L’homme s’approchait lentement sur son esquif. Peu à peu, je pus apercevoir qu’il ne s’agissait d’autre que Arane Tashira, Mizukage, maître incontestable et incontesté de Kirigakure no Sato et de Mizu no Kuni. Cela m’intriguait qu’une personnalité aussi importante se soit déplacée rien que pour moi. Je m’attendais à ce que ce soit un "simple" oï-nin, qui m’aurait rapidement achevé, et on n’en parlerait plus. Il aurait ensuite fait disparaître mon corps, effacé toutes traces de mon code génétique, faisant ainsi disparaître le dernier membre de la branche principale du clan maudit, le clan Kuroda.
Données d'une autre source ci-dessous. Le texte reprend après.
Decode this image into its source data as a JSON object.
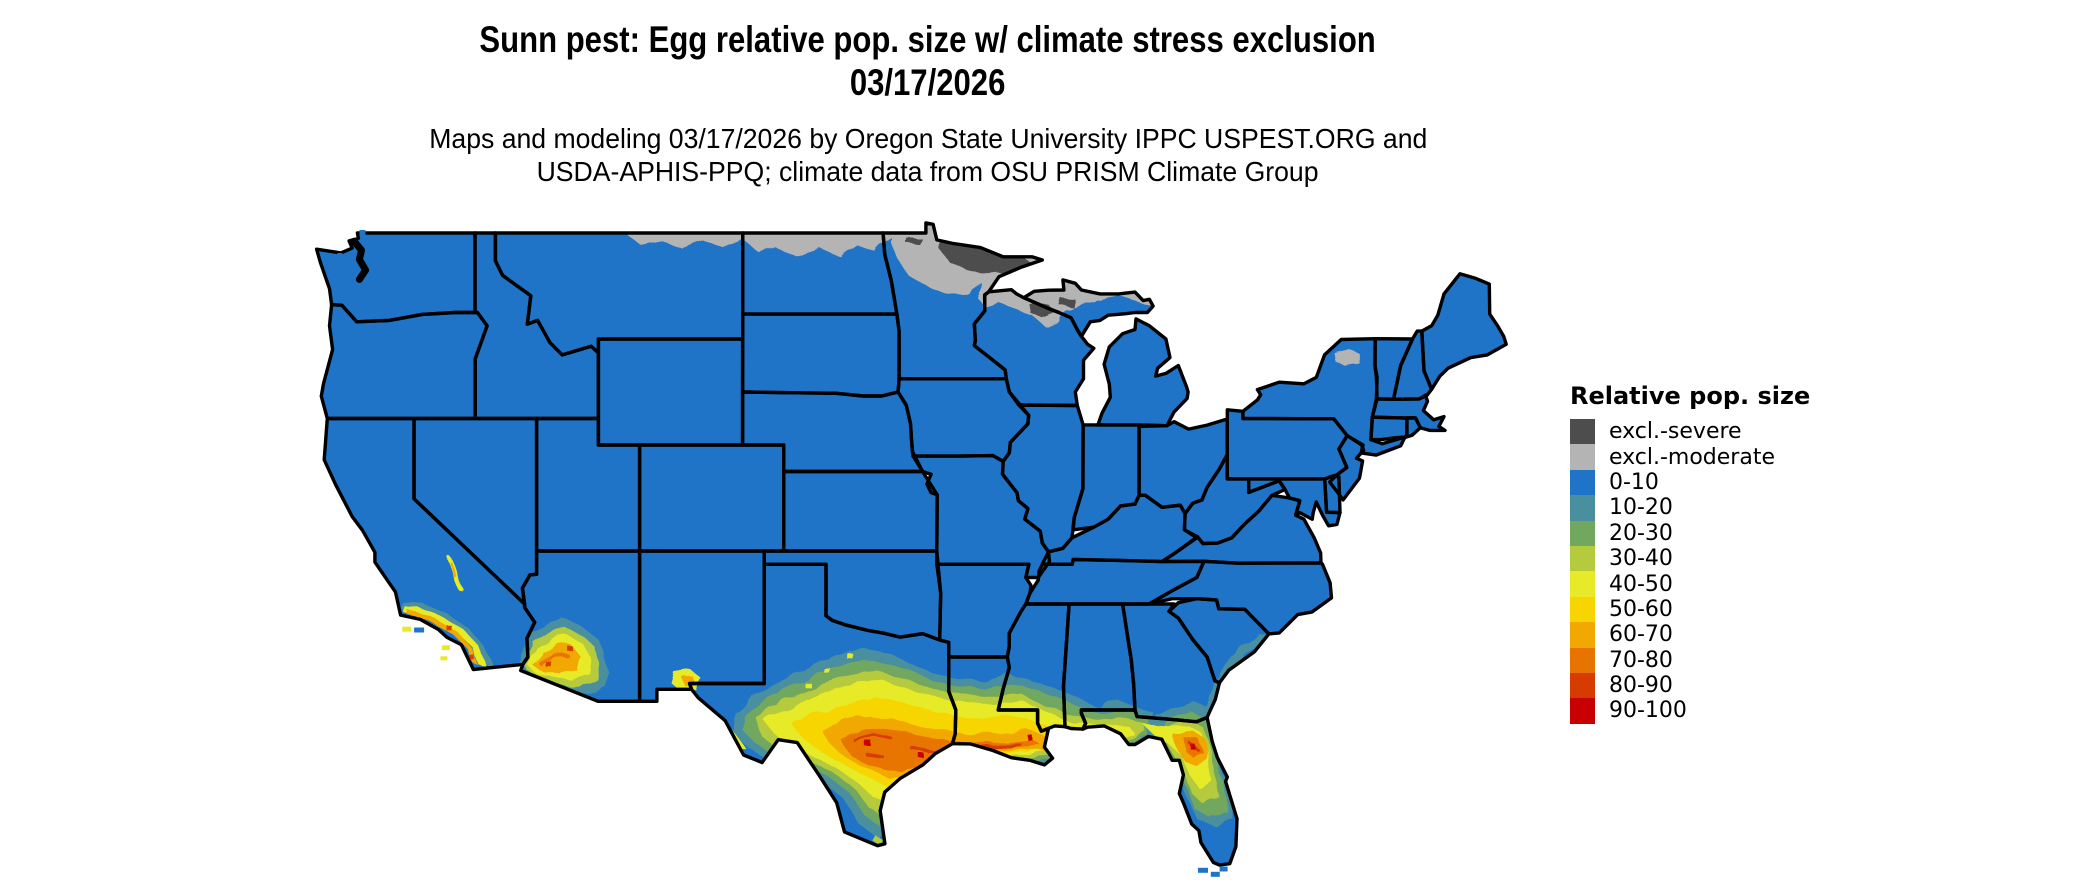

Et tout serait bien ainsi, il y aurait un déserteur de moins dans ce monde.

Mais à la place de ce scénario que je m’étais fait, je voyais devant moi s’approcher une des personnalités les plus importantes du pays. Devais-je considérer cela comme un honneur ? Devais-je trembler ? Les kages étaient réputés pour être les plus puissant shinobis du monde. Devais-je fuir ? Je n’en avais plus l’envie. Et puis, s’il m’avait trouvé cette fois-ci, il me retrouverait certainement dans le futur…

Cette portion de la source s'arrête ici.